Backup all files. In this example, we will backup /scratch and keep a copy on datastore1

# cp /scratch/ /vmfs/volumes/datastore1/scratchBackup

(At this point its very likely that the cp command returns a failure. Note, the filesystem is corrupted and one or more files or filenames will be invalid. A this point copy folder by folder or file by file and leave the corrupted files on the disk. After re-formatting, the  file will be lost!)
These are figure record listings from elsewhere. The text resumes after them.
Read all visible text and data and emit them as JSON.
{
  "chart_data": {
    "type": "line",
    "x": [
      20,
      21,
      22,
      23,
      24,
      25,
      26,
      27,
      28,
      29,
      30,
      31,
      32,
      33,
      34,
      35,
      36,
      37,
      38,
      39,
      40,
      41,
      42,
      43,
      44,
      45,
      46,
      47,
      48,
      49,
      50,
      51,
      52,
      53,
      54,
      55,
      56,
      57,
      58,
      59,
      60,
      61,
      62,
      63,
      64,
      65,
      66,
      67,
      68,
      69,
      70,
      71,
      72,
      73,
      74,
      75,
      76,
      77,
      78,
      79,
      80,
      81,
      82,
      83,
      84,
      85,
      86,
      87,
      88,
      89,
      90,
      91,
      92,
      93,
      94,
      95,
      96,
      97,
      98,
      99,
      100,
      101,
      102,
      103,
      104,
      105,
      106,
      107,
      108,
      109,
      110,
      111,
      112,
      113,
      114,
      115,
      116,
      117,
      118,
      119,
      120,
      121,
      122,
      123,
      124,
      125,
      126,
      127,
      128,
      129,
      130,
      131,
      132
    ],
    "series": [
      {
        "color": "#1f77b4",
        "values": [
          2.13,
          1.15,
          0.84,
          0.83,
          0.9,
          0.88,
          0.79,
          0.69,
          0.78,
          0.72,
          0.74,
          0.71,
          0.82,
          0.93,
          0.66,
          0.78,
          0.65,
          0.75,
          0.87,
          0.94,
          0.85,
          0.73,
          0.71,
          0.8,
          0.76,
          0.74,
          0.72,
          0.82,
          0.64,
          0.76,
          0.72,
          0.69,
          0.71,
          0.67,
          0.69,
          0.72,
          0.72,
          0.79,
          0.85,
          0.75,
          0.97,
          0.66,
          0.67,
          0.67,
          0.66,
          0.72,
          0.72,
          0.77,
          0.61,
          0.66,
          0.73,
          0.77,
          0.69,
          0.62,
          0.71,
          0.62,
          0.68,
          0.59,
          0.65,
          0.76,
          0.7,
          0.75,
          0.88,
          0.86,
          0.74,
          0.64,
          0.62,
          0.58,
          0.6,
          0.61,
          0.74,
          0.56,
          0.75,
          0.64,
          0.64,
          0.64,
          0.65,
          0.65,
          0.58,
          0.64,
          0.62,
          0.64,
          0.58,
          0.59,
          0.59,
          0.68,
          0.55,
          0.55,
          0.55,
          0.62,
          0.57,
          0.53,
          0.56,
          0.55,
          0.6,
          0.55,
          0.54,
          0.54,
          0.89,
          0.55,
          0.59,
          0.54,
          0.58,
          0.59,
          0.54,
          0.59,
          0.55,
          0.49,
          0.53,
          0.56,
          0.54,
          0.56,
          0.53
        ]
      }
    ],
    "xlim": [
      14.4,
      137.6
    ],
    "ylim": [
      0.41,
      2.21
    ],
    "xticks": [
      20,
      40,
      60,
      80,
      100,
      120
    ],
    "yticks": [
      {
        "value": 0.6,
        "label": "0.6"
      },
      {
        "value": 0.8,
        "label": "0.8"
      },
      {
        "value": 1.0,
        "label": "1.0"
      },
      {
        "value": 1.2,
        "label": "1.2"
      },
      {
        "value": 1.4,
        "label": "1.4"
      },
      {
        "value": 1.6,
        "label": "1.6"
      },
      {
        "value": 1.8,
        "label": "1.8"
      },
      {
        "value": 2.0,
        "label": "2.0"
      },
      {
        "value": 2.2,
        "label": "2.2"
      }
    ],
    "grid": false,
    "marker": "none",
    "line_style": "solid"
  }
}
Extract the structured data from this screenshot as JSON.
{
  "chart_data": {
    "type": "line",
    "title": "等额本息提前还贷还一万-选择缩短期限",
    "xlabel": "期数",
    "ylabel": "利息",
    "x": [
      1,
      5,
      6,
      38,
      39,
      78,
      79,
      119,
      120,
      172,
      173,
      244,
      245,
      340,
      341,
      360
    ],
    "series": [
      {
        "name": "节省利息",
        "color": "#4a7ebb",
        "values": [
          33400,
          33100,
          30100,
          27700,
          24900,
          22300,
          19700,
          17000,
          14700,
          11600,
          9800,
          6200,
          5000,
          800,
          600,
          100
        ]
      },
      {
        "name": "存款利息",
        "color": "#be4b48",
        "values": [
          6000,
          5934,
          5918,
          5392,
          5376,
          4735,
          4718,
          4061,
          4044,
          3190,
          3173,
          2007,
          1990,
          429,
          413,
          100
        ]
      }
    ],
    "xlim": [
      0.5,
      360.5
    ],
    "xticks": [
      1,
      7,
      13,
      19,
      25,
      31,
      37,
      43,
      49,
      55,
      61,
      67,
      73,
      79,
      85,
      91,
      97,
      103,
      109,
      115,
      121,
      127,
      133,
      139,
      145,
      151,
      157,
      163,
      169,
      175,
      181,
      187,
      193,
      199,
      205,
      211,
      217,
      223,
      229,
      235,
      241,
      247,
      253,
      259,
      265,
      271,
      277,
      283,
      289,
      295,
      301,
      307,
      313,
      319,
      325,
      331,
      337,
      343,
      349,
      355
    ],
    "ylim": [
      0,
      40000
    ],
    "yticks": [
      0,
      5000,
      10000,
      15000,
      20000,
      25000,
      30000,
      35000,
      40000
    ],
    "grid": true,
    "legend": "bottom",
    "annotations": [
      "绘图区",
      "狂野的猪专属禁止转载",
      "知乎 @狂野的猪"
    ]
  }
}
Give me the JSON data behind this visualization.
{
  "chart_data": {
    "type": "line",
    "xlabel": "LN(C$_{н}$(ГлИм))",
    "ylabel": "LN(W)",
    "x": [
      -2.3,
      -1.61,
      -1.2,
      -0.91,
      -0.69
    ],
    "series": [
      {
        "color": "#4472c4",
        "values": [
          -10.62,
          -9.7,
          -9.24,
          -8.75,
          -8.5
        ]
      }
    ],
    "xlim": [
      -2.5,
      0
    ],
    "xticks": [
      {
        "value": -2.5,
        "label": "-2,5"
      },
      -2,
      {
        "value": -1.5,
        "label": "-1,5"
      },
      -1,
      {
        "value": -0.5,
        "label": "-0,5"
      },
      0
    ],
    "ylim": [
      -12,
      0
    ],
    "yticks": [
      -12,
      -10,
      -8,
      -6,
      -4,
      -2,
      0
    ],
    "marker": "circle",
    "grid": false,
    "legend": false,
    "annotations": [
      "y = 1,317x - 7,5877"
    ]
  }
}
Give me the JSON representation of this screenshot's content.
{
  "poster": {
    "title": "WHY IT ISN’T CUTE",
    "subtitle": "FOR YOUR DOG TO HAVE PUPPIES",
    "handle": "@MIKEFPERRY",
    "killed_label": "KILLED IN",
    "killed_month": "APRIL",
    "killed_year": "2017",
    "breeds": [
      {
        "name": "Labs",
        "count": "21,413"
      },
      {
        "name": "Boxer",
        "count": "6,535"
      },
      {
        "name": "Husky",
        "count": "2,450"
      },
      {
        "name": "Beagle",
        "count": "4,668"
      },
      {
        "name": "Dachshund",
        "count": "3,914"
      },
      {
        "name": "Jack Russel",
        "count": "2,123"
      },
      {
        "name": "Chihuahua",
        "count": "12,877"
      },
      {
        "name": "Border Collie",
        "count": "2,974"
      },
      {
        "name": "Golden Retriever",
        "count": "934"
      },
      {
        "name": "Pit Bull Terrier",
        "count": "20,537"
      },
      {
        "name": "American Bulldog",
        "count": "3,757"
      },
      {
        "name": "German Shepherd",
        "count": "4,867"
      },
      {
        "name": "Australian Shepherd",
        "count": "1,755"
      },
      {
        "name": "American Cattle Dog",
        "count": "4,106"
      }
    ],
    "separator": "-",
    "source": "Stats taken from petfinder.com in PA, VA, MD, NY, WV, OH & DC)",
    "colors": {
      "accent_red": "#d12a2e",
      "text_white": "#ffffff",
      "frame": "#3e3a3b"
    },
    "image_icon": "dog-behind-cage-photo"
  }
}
(Re-)Format the corrupted partition

# vmkfstools -C vfat /dev/disks/mpx.vmhba0:C0:T0:L0:2
create fs deviceName:'/dev/disks/mpx.vmhba0:C0:T0:L0:2', fsShortName:'vfat', fsName:'(null)'
deviceFullPath:/dev/disks/mpx.vmhba0:C0:T0:L0:2 deviceFile:mpx.vmhba0:C0:T0:L0:2
Checking if remote hosts are using this device as a valid file system. This may take a few seconds...
Creating vfat file system on "mpx.vmhba0:C0:T0:L0:2" with blockSize 1048576 and volume label "none".
Successfully created new volume: 640748a7-########-####-########46fa

(Note: If the command returns a busy error, this indicates that a file on this disk is still open. See above steps to identify the open handles.)

Restore the content

Get the volume ID from the previous command (e.g., 640748a7-########-####-##########fa)

# cp -r /vmfs/volumes/datastore1/scratchBackup/* /vmfs/volumes/640748a7-########-####-##########fa/

Reboot the ESXi host, after you have checked and repaired all vFAT partitions.

===========================================================================

If Partitions spanned (on "disks") is of the format: t10.ATA______CISCO_VD___________________________________

If the output for Step 1 is as per the following screenshot, from the highlighted box select option 1 write changes and the partition would be repaired.

Once done re-run the same command to check the file system integrity:

# dosfsck -Vv /dev/disks/<disk and partition id>

Additional Information

If following messages are prompted after running command, choose 'No action'.

# dosfsck -Vv /dev/disks/<disk and partition id>

0x25: Dirty bit is set. Fs was not properly unmounted and some data may be corrupt.

1) Remove dirty bit

2) No action

[12?1]

Partition will be repaired by command below

# dosfsck -a -w /dev/disks/<disk and partition id>.

Note: This issue has been permanently fixed in the ESXi 8.0u3b techdocs.broadcom.com.